- Lester in 1938
- Born: Dorothy Gertrude Day April 7, 1915 New York City, U.S.
- Died: May 7, 2001 (aged 86) Beverly Hills, California, U.S.
- Occupation: Actress
- Years active: 1937–1942
- Spouses: ; Steven Stanford ​ ​(m. 1945; div. 1946)​ ; Jack Bernhard ​ ​(m. 1947; died 1997)​

= Vicki Lester =

American actress (1915–2001)

Vicki Lester (born Dorothy Gertrude Day; April 7, 1915 - May 7, 2001) was an American actress. She is best known for appearing in Sky Giant (1938), The Mad Miss Manton (1938) and The Lone Rider and the Bandit (1942).

==Biography==
Born Dorothy Day, Lester took her stage name from Janet Gaynor's character in A Star Is Born (1937).
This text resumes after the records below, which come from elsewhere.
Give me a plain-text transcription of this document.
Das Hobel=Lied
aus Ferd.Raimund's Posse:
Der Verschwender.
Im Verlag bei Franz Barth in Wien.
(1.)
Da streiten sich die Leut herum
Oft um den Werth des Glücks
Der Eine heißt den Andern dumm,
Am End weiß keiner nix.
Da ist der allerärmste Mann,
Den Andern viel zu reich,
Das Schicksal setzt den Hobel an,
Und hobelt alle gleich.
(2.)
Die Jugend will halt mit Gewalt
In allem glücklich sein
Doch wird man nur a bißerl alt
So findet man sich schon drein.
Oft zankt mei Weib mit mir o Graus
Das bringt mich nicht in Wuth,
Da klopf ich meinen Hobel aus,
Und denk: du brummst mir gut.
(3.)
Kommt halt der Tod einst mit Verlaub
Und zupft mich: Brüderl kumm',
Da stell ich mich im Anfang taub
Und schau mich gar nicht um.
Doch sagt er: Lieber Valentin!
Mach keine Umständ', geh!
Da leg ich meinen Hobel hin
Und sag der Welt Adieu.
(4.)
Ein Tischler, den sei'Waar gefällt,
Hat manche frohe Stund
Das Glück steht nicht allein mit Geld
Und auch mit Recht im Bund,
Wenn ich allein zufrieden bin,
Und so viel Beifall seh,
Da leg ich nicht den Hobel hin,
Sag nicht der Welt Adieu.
The name change was suggested by Mervyn LeRoy and approved by David Selznick. Alas, she never made the grade as a 'star' in her own right.

Lester attended schools in Manhattan and originally planned to design clothes for a career. She was a student of music and art, and she gained notability as a pianist. She became a model for artists and photographers, leading to her being named one of the "Twelve Most Photographed Girls in America". She was "seen in hundreds of advertisements and on scores of magazine covers".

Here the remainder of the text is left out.